Miczak continúa en compañía de Patricia Zawadzki. Juntas recorren durante dos horas Berea, una ciudad que queda pocos kilómetros al sur de Cleveland. Según datos del censo, en todo el condado una de cada seis personas vive por debajo del umbral de la pobreza. Por esto fue tan importante la ayuda de Obama al sector del automóvil, opina Zawadzki. "Es muy importante seguir apoyándolo", dice.
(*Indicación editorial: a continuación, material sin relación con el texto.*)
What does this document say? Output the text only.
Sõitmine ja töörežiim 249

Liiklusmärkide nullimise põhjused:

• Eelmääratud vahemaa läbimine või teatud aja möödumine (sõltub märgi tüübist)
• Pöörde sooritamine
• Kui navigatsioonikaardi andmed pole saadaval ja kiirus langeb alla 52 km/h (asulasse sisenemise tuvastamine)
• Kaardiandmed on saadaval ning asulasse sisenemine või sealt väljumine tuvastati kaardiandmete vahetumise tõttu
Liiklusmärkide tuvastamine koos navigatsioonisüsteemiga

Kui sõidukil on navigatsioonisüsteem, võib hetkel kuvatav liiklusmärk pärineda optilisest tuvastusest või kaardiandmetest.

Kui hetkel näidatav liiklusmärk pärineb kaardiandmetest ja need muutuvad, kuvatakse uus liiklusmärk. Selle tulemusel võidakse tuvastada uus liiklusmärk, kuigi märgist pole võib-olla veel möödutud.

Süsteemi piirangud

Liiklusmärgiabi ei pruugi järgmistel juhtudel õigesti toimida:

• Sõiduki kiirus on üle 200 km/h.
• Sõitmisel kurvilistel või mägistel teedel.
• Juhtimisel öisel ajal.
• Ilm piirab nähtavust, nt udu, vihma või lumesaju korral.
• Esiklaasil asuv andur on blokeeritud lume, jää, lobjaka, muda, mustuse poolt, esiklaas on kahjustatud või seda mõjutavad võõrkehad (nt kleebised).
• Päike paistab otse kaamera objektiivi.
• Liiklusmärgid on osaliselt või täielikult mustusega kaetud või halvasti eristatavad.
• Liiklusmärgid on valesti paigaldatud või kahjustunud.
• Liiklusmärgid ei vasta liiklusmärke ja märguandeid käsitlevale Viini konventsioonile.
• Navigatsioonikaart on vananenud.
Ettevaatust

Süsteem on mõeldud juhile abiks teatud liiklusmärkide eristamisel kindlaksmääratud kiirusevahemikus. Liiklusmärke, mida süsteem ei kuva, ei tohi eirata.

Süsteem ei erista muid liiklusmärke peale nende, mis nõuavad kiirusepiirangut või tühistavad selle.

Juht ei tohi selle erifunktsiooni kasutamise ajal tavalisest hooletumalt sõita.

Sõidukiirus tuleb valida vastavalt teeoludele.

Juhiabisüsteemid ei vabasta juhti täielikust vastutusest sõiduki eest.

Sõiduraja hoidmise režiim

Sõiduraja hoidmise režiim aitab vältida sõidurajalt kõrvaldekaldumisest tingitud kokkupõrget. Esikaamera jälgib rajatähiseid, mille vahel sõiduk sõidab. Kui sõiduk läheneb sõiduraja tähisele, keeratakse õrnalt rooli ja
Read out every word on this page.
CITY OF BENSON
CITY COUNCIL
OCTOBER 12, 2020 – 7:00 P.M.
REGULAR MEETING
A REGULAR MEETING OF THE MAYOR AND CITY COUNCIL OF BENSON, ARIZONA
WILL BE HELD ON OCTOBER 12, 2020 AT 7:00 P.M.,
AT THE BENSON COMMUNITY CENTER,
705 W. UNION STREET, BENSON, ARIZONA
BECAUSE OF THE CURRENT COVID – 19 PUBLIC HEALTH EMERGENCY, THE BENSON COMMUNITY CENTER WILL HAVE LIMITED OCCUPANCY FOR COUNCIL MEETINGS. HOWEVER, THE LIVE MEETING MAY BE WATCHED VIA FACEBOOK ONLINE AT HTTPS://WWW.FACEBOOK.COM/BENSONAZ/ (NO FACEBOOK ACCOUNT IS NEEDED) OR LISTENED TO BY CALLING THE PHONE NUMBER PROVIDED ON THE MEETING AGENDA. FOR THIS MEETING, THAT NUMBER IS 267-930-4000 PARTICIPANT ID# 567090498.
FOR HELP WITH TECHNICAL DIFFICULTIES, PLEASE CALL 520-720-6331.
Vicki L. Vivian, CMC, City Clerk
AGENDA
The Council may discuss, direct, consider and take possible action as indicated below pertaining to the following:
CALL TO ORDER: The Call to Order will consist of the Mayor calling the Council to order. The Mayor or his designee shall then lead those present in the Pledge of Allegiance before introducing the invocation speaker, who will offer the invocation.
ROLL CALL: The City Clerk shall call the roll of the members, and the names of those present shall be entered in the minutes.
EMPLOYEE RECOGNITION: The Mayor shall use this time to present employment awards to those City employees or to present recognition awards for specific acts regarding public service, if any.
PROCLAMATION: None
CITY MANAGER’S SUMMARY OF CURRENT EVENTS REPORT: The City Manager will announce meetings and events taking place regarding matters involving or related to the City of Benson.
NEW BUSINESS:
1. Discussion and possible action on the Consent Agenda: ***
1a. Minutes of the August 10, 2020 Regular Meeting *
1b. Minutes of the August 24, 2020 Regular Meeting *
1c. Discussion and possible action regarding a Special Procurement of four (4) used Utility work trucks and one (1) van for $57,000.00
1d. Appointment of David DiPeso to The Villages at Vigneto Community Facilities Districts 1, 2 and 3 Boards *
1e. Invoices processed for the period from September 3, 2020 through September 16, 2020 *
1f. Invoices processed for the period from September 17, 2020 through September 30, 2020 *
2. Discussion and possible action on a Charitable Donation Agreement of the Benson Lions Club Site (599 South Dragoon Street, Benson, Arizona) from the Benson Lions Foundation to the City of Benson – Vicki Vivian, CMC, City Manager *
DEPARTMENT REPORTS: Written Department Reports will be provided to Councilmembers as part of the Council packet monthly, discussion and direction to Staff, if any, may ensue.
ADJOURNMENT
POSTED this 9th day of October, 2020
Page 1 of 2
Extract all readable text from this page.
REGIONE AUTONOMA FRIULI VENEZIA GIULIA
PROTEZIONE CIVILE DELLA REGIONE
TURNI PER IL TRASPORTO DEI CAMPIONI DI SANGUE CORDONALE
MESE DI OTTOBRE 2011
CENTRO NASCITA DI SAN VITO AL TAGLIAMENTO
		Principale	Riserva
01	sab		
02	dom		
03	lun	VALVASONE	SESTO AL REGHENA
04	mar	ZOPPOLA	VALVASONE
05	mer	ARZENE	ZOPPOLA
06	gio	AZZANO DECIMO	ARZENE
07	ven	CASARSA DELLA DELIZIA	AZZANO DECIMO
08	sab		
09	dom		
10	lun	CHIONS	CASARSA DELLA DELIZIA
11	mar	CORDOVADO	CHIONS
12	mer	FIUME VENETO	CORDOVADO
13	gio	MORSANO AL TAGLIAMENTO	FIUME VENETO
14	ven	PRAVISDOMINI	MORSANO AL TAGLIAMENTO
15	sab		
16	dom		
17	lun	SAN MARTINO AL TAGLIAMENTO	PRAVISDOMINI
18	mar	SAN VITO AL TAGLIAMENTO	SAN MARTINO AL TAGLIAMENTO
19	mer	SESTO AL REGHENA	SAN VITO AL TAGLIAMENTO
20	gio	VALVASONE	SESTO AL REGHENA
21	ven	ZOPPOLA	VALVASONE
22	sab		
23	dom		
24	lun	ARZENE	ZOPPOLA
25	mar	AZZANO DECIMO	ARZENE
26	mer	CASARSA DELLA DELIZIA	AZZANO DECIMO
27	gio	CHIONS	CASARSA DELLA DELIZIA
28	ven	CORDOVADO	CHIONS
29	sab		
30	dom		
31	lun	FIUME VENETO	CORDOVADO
"Paso seis horas al día en un centro telefónico durante la semana y los sábados y domingos hago dos turnos de dos horas yendo puerta a puerta", cuenta esta profesora jubilada. "¡Estoy loca por la política!", agrega, riéndose. Las dos mujeres no son las únicas "locas": hay decenas de miles de equipos de dos personas como el de ellas en todo Estados Unidos para animar a los electores a que vayan a las urnas.
Marea de voluntarios. Especialmente en los Estados "bisagra" o "cambiantes", como Ohio, en los enclaves en los que las encuestas arrojan resultados más ajustados, es donde los voluntarios del Partido Demócrata y del Republicano más trabajan. El sindicato AFL-CIO, al que apoyan Miczak y Zawadzki, transporta incluso hasta Ohio a gente de Estados vecinos.
Ya no se trata de convencer a los partidarios del rival político. "Ahora ya sólo intentamos motivar a nuestros simpatizantes", dice uno de los responsables de instruir a los voluntarios. "En sus listas hay sólo gente que sabemos que votará por el presidente Obama", les dice, mirando la increíble cantidad de datos que los partidos políticos hacen circular sobre los ciudadanos. "Creo que hasta saben qué tipo de leche beben", comenta Miczak más tarde, ya en la calle. "Algunas personas creen que eso es horrible", admite. Pero el fin justifica los medios.
Molestia.No todos opinan así. Personas como Cindy Wonders están hartas de la eterna campaña electoral. "Recibo cada día cinco o seis cartas y cuando vuelvo a casa del trabajo, cuatro personas han dejado mensajes en el contestador automático", cuenta la mujer, que trabaja como manager de supermercado en las cercanías de Cleveland. En la televisión se ve cada cuarto de hora la sonrisa de Romney y Obama, y en la radio sólo se escuchan los spots de ellos. "Sin embargo, ya he votado. Me ha costado 1,75 dólares. Gracias a Dios, el martes se acaba todo", dice Wonders.
Aunque no se puede demostrar la utilidad de las campañas puerta a puerta, algunos expertos opinan que, especialmente en el caso de Obama, el trabajo de su base dará réditos mañana a la noche. Esa es la esperanza con la que Miczak y Zawadzki recorren las casas de Berea, la que hace olvidar el escaso éxito. Su balance al final de un turno de dos horas es modesto: "De las cerca de 100 personas de la lista hemos hablado directamente con siete".